Car faire de monsieur Viard le récipiendaire de ce prix et donc d’une certaine manière de l’esprit aficionado du Tío Pepe ne laisse pas de nous étonner. Quand l’un fut pédagogue — relire Afición —, l’autre n’arrive à atteindre qu’un sophisme désagréable au nom de la lutte pour la défense de la tauromachie. La Fédé est-elle prête à tout valider pour l’unique raison qu’il faille défendre mordicus la tauromachie ? La passion justifie-t-elle toutes les dégustations de couleuvres ? Ou alors la Fédé est parfaitement à l’image d’un landerneau taurin partiellement incapable de réflexions allant au-delà de son obsession à vouloir par tous les moyens justifier l’existence anachronique de la corrida ?

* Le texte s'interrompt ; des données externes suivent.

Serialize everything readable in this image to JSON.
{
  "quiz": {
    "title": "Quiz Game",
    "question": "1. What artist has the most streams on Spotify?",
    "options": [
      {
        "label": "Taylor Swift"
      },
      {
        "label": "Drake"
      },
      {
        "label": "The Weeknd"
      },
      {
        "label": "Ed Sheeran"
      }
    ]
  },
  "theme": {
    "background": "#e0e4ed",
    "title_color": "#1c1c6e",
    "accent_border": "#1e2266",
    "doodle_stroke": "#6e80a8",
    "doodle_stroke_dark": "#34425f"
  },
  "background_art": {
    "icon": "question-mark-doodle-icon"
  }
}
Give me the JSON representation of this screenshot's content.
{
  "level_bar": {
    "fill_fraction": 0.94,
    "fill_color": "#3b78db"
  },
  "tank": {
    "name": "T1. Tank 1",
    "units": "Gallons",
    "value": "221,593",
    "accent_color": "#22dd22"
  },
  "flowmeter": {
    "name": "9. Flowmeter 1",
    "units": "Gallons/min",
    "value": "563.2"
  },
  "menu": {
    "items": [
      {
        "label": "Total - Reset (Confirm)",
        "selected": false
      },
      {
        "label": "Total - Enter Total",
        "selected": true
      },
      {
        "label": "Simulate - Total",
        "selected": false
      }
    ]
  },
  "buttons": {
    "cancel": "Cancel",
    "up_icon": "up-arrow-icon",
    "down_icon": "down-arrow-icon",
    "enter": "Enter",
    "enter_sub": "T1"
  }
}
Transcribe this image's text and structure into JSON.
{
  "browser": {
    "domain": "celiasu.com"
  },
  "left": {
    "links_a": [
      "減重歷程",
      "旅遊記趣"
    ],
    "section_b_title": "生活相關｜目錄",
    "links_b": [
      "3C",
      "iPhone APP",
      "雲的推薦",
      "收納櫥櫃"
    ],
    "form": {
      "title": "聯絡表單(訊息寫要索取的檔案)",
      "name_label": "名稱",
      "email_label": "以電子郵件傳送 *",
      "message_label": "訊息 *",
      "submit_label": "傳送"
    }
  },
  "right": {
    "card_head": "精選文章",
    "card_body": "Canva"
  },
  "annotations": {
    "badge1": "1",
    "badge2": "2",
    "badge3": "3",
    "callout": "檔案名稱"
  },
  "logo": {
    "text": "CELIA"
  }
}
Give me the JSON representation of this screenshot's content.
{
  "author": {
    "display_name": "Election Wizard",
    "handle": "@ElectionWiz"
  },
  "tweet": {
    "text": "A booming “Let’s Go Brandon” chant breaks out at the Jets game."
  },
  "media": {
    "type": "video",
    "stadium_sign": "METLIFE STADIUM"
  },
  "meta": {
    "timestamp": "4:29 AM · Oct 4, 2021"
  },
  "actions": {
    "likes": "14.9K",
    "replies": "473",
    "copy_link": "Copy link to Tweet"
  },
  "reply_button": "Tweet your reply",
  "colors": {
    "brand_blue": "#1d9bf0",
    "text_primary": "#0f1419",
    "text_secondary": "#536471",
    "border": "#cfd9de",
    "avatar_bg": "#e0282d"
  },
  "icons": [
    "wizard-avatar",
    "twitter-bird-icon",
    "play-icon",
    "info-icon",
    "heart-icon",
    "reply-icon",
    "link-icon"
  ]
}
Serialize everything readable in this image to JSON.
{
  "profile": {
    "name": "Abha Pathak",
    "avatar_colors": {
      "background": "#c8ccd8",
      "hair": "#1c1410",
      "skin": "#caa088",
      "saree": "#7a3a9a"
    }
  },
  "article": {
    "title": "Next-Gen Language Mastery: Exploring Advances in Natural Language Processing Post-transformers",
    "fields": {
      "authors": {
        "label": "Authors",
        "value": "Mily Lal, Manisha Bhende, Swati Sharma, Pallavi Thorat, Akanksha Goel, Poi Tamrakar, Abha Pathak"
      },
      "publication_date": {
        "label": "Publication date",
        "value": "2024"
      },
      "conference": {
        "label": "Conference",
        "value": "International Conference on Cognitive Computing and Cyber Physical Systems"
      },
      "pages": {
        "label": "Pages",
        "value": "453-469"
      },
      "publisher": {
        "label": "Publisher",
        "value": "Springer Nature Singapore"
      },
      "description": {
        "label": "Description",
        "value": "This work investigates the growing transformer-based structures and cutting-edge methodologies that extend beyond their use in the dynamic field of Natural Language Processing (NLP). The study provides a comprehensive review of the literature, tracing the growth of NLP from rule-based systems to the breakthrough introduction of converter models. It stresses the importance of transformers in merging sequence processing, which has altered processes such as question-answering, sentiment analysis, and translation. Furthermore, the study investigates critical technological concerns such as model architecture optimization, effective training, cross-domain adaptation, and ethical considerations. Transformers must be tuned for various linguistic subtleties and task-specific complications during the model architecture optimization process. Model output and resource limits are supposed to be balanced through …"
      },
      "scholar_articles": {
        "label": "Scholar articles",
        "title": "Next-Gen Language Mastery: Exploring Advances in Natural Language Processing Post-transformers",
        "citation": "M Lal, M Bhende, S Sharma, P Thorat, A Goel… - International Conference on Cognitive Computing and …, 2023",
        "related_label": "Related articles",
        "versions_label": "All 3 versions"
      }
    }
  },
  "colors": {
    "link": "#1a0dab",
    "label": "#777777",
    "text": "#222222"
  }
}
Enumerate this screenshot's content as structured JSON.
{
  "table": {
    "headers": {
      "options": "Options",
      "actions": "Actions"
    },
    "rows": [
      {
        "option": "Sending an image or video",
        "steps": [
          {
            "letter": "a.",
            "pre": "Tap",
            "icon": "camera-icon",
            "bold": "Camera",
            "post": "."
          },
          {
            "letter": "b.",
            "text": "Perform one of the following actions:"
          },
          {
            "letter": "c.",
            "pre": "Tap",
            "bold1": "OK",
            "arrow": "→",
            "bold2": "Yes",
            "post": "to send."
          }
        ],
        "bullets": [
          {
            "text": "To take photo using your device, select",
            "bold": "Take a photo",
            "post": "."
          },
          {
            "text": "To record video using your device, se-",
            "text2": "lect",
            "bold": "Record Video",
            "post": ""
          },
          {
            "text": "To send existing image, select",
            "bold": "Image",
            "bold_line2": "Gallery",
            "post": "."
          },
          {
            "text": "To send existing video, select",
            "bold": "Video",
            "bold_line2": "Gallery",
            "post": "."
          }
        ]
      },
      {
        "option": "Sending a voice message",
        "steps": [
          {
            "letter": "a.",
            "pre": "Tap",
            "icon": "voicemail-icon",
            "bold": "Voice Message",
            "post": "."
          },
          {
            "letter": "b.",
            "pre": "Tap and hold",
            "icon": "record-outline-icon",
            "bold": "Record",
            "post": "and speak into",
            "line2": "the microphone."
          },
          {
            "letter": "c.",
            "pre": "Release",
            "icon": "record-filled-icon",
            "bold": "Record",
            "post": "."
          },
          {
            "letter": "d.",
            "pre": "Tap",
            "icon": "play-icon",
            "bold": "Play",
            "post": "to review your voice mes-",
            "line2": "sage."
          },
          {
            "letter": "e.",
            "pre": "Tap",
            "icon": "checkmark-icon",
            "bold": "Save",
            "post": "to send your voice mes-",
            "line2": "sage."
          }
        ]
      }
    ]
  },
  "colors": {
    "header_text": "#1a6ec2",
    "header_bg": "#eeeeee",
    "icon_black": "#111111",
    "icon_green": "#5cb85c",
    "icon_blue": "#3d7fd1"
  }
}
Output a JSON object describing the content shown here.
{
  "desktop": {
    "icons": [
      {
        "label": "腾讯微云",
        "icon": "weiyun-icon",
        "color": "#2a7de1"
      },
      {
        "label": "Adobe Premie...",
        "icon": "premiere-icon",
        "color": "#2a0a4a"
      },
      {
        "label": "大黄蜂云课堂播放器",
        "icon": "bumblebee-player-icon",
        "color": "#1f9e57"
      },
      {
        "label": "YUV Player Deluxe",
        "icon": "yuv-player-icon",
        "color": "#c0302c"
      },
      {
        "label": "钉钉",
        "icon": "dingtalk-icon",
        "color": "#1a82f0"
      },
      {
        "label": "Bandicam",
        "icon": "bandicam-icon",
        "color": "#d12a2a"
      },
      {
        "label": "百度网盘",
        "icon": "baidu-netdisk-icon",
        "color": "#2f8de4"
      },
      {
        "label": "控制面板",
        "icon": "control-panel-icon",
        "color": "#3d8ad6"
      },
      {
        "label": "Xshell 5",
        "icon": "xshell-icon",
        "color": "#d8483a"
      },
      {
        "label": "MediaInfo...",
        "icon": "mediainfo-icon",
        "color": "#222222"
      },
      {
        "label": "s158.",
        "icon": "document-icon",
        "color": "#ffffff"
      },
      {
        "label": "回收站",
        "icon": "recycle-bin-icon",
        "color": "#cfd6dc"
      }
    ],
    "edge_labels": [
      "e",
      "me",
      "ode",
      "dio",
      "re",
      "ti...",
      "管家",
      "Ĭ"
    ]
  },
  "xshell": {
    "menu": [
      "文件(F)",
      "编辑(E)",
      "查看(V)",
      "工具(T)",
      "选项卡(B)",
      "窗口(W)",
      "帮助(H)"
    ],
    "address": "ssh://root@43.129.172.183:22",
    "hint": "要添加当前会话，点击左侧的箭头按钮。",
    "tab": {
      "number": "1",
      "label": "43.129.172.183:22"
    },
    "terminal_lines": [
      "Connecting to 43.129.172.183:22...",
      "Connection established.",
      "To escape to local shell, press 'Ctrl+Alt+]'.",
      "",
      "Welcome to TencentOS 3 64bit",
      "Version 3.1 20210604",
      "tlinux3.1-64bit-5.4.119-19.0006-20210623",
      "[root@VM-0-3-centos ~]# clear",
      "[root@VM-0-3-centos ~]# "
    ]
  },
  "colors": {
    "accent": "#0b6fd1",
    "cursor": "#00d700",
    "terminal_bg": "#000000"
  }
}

Le montage vidéo concocté par André Viard et communiqué comme étant un documentaire sur les Tauromachies Universelles ne mérite pas d’être ainsi mis en avant par ce prix Tío Pepe malgré ce que le président de la F.S.T.F. écrivait à son sujet en septembre 2016 le considérant (avec le Musée itinérant) comme « de qualité unanimement reconnue » 1. À moins que l’unanimité ne se comprenne chez monsieur Valmary comme l’ensemble des personnes qui sont d’accord entre elles à l’exclusion de celles et ceux qui pourraient avoir envie d’émettre des avis divergents (référence faite ici à un texte sien sur « le masochisme des foreurs taurins de l’extrême ») ?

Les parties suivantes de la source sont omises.